Rien ne va plus pour Kerkadek. Son traitement, à base de whisky breton et d’héroïne pure, est si puissant qu’il voit la jungle pousser dans sa chambre et des serpents multicolores s’enrouler autour des pales de son ventilateur. Mais une nuit de tempête, il reçoit la visite d’un Archange, qui lui apprend qu’il a été choisi pour une mission : retrouver le célèbre Bluesman Robert Johnson dans le delta du Mississippi avant qu’il ne vende son âme. C’est l’avenirde l’humanité qui est en jeu, lui explique l’Archange. Pour mener à bien sa mission, Kerkadek devra voyager dans le temps.
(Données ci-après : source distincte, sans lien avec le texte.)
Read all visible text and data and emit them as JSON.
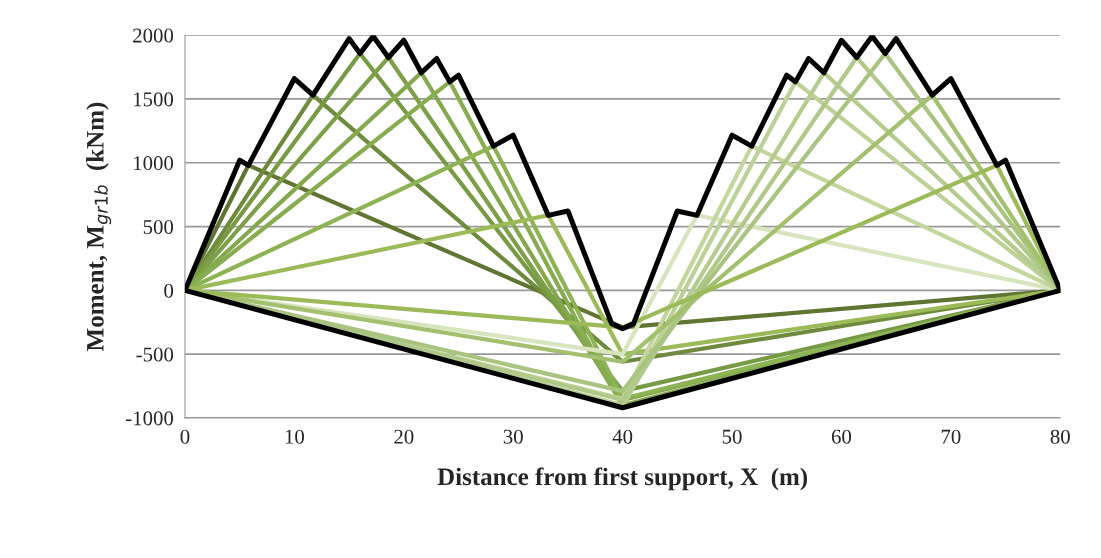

Dans cette aventure comico-fantastico-musicale, le Comte Kerkadek parcourra les Etats-Unis des années 80 jusqu’aux années 30, il fréquentera les guitar heroes et les stars du rock, il rencontrera les Blues Brothers, des trafiquants de drogue, des bandits chinois, des contrebandiers de la Prohibition, des hippies fumeurs de chanvre et beaucoup de Bluesmen. Il échappera à la police de plusieurs États, aux triades, au Ku Klux Klan et affrontera le plus grand ennemi qu’un auteur de roman puisse imaginer.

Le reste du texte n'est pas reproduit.